Symbolism, Imagery, Allegory
It's not just once that Perry and his fellow soldiers refer to their homes in America as the World. World, with a capital W, like it's a proper noun. Making it seem like a bigger deal, and much farther away.
For example. "I had never been a coffee drinker in the World, but now I wanted it. Now I needed it, anything that promised to get me to the next minute." (20.13)
Why not just say "back home?" And why the previous aversion to coffee?
Referring to "The World" is more about where they are now—a place that they see as not being in the world, or at least the world they're familiar with. Vietnam is, of course, on Earth (just to clear that up).
But the wartime zone they exist in seems so wrong and so inhumane to them that it might as well be a terrible otherworldly place, like Hell. (And you know Myers is always using supernatural imagery by referring to dead soldiers as angels, so it makes sense that he'd bring Hell into the picture.)

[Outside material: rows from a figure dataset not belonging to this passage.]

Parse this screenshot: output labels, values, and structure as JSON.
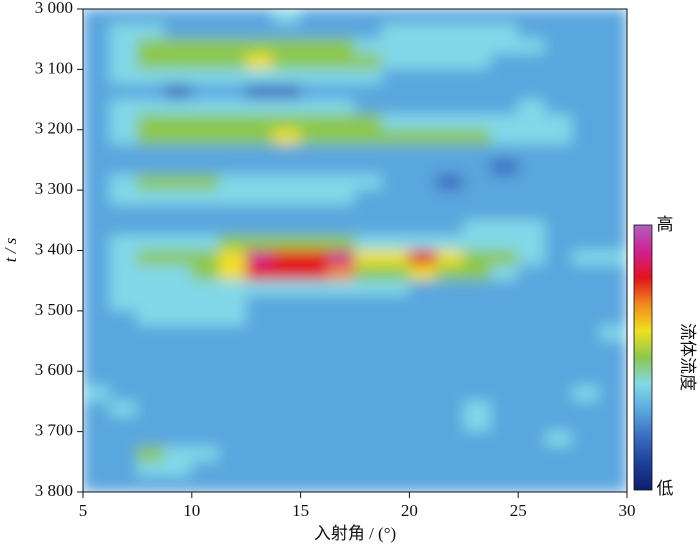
{
  "chart_data": {
    "type": "heatmap",
    "x_label": "入射角 / (°)",
    "y_label": "t / s",
    "xbins": [
      5,
      6.25,
      7.5,
      8.75,
      10,
      11.25,
      12.5,
      13.75,
      15,
      16.25,
      17.5,
      18.75,
      20,
      21.25,
      22.5,
      23.75,
      25,
      26.25,
      27.5,
      28.75,
      30
    ],
    "ybins": [
      3000,
      3025,
      3050,
      3075,
      3100,
      3125,
      3150,
      3175,
      3200,
      3225,
      3250,
      3275,
      3300,
      3325,
      3350,
      3375,
      3400,
      3425,
      3450,
      3475,
      3500,
      3525,
      3550,
      3575,
      3600,
      3625,
      3650,
      3675,
      3700,
      3725,
      3750,
      3775,
      3800
    ],
    "xlim": [
      5,
      30
    ],
    "ylim": [
      3000,
      3800
    ],
    "y_inverted": true,
    "xticks": [
      5,
      10,
      15,
      20,
      25,
      30
    ],
    "yticks": [
      {
        "value": 3000,
        "label": "3 000"
      },
      {
        "value": 3100,
        "label": "3 100"
      },
      {
        "value": 3200,
        "label": "3 200"
      },
      {
        "value": 3300,
        "label": "3 300"
      },
      {
        "value": 3400,
        "label": "3 400"
      },
      {
        "value": 3500,
        "label": "3 500"
      },
      {
        "value": 3600,
        "label": "3 600"
      },
      {
        "value": 3700,
        "label": "3 700"
      },
      {
        "value": 3800,
        "label": "3 800"
      }
    ],
    "zlim": [
      0,
      10
    ],
    "colorscale": [
      "#0d1f6e",
      "#1e3f96",
      "#3a6cc0",
      "#5aa6de",
      "#82d8e8",
      "#8cc84e",
      "#f0e020",
      "#f08a1c",
      "#e3141c",
      "#d02090",
      "#b060c0"
    ],
    "colorbar_title": "流体流度",
    "colorbar_high": "高",
    "colorbar_low": "低",
    "z": [
      [
        3,
        3,
        3,
        3,
        3,
        3,
        3,
        4,
        3,
        3,
        3,
        3,
        3,
        3,
        3,
        3,
        3,
        3,
        3,
        3
      ],
      [
        3,
        4,
        4,
        3,
        3,
        3,
        3,
        3,
        3,
        3,
        3,
        4,
        4,
        4,
        4,
        4,
        3,
        3,
        3,
        3
      ],
      [
        3,
        4,
        5,
        5,
        5,
        5,
        5,
        5,
        5,
        5,
        4,
        4,
        4,
        4,
        4,
        4,
        4,
        3,
        3,
        3
      ],
      [
        3,
        4,
        5,
        5,
        5,
        5,
        6,
        5,
        5,
        5,
        5,
        4,
        4,
        4,
        4,
        3,
        3,
        3,
        3,
        3
      ],
      [
        3,
        4,
        4,
        4,
        4,
        4,
        4,
        4,
        4,
        4,
        4,
        3,
        3,
        3,
        3,
        3,
        3,
        3,
        3,
        3
      ],
      [
        3,
        3,
        3,
        2,
        3,
        3,
        2,
        2,
        3,
        3,
        3,
        3,
        3,
        3,
        3,
        3,
        3,
        3,
        3,
        3
      ],
      [
        3,
        4,
        4,
        4,
        4,
        4,
        4,
        4,
        4,
        4,
        3,
        3,
        3,
        3,
        3,
        3,
        4,
        3,
        3,
        3
      ],
      [
        3,
        4,
        5,
        5,
        5,
        5,
        5,
        5,
        5,
        5,
        5,
        4,
        4,
        4,
        4,
        4,
        4,
        4,
        3,
        3
      ],
      [
        3,
        4,
        5,
        5,
        5,
        5,
        5,
        6,
        5,
        5,
        5,
        5,
        5,
        5,
        5,
        4,
        4,
        4,
        3,
        3
      ],
      [
        3,
        3,
        3,
        3,
        3,
        3,
        3,
        3,
        3,
        3,
        3,
        3,
        3,
        3,
        3,
        3,
        3,
        3,
        3,
        3
      ],
      [
        3,
        3,
        3,
        3,
        3,
        3,
        3,
        3,
        3,
        3,
        3,
        3,
        3,
        3,
        3,
        2,
        3,
        3,
        3,
        3
      ],
      [
        3,
        4,
        5,
        5,
        5,
        4,
        4,
        4,
        4,
        4,
        4,
        3,
        3,
        2,
        3,
        3,
        3,
        3,
        3,
        3
      ],
      [
        3,
        4,
        4,
        4,
        4,
        4,
        4,
        4,
        4,
        4,
        3,
        3,
        3,
        3,
        3,
        3,
        3,
        3,
        3,
        3
      ],
      [
        3,
        3,
        3,
        3,
        3,
        3,
        3,
        3,
        3,
        3,
        3,
        3,
        3,
        3,
        3,
        3,
        3,
        3,
        3,
        3
      ],
      [
        3,
        3,
        3,
        3,
        3,
        3,
        3,
        3,
        3,
        3,
        3,
        3,
        3,
        3,
        4,
        4,
        4,
        3,
        3,
        3
      ],
      [
        3,
        4,
        4,
        4,
        4,
        5,
        5,
        5,
        5,
        5,
        4,
        4,
        4,
        4,
        4,
        4,
        4,
        3,
        3,
        3
      ],
      [
        3,
        4,
        5,
        5,
        5,
        6,
        9,
        8,
        8,
        9,
        6,
        6,
        8,
        6,
        5,
        5,
        4,
        3,
        4,
        4
      ],
      [
        3,
        4,
        4,
        4,
        5,
        6,
        8,
        8,
        8,
        7,
        5,
        5,
        6,
        5,
        5,
        4,
        3,
        3,
        3,
        3
      ],
      [
        3,
        4,
        4,
        4,
        4,
        4,
        4,
        4,
        4,
        4,
        4,
        4,
        3,
        3,
        3,
        3,
        3,
        3,
        3,
        3
      ],
      [
        3,
        4,
        4,
        4,
        4,
        4,
        3,
        3,
        3,
        3,
        3,
        3,
        3,
        3,
        3,
        3,
        3,
        3,
        3,
        3
      ],
      [
        3,
        3,
        4,
        4,
        4,
        4,
        3,
        3,
        3,
        3,
        3,
        3,
        3,
        3,
        3,
        3,
        3,
        3,
        3,
        3
      ],
      [
        3,
        3,
        3,
        3,
        3,
        3,
        3,
        3,
        3,
        3,
        3,
        3,
        3,
        3,
        3,
        3,
        3,
        3,
        3,
        4
      ],
      [
        3,
        3,
        3,
        3,
        3,
        3,
        3,
        3,
        3,
        3,
        3,
        3,
        3,
        3,
        3,
        3,
        3,
        3,
        3,
        3
      ],
      [
        3,
        3,
        3,
        3,
        3,
        3,
        3,
        3,
        3,
        3,
        3,
        3,
        3,
        3,
        3,
        3,
        3,
        3,
        3,
        3
      ],
      [
        3,
        3,
        3,
        3,
        3,
        3,
        3,
        3,
        3,
        3,
        3,
        3,
        3,
        3,
        3,
        3,
        3,
        3,
        3,
        3
      ],
      [
        4,
        3,
        3,
        3,
        3,
        3,
        3,
        3,
        3,
        3,
        3,
        3,
        3,
        3,
        3,
        3,
        3,
        3,
        4,
        3
      ],
      [
        3,
        4,
        3,
        3,
        3,
        3,
        3,
        3,
        3,
        3,
        3,
        3,
        3,
        3,
        4,
        3,
        3,
        3,
        3,
        3
      ],
      [
        3,
        3,
        3,
        3,
        3,
        3,
        3,
        3,
        3,
        3,
        3,
        3,
        3,
        3,
        4,
        3,
        3,
        3,
        3,
        3
      ],
      [
        3,
        3,
        3,
        3,
        3,
        3,
        3,
        3,
        3,
        3,
        3,
        3,
        3,
        3,
        3,
        3,
        3,
        4,
        3,
        3
      ],
      [
        3,
        3,
        5,
        4,
        4,
        3,
        3,
        3,
        3,
        3,
        3,
        3,
        3,
        3,
        3,
        3,
        3,
        3,
        3,
        3
      ],
      [
        3,
        3,
        4,
        4,
        3,
        3,
        3,
        3,
        3,
        3,
        3,
        3,
        3,
        3,
        3,
        3,
        3,
        3,
        3,
        3
      ],
      [
        3,
        3,
        3,
        3,
        3,
        3,
        3,
        3,
        3,
        3,
        3,
        3,
        3,
        3,
        3,
        3,
        3,
        3,
        3,
        3
      ]
    ]
  }
}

And it does sound pretty hellish. This war is a place where babies are killed, where children are mined, where nothing, not even the innocence of childhood, is sacred. It's a place where sometimes American soldiers kill other American soldiers by accident, and where Perry has to be okay with killing the enemy, even if he sees himself in some of the young men in the Vietcong.
To Perry and his fellow soldiers, the World is like a faraway dream. It's the goal, but sometimes, when things get really bad, they can't imagine going back.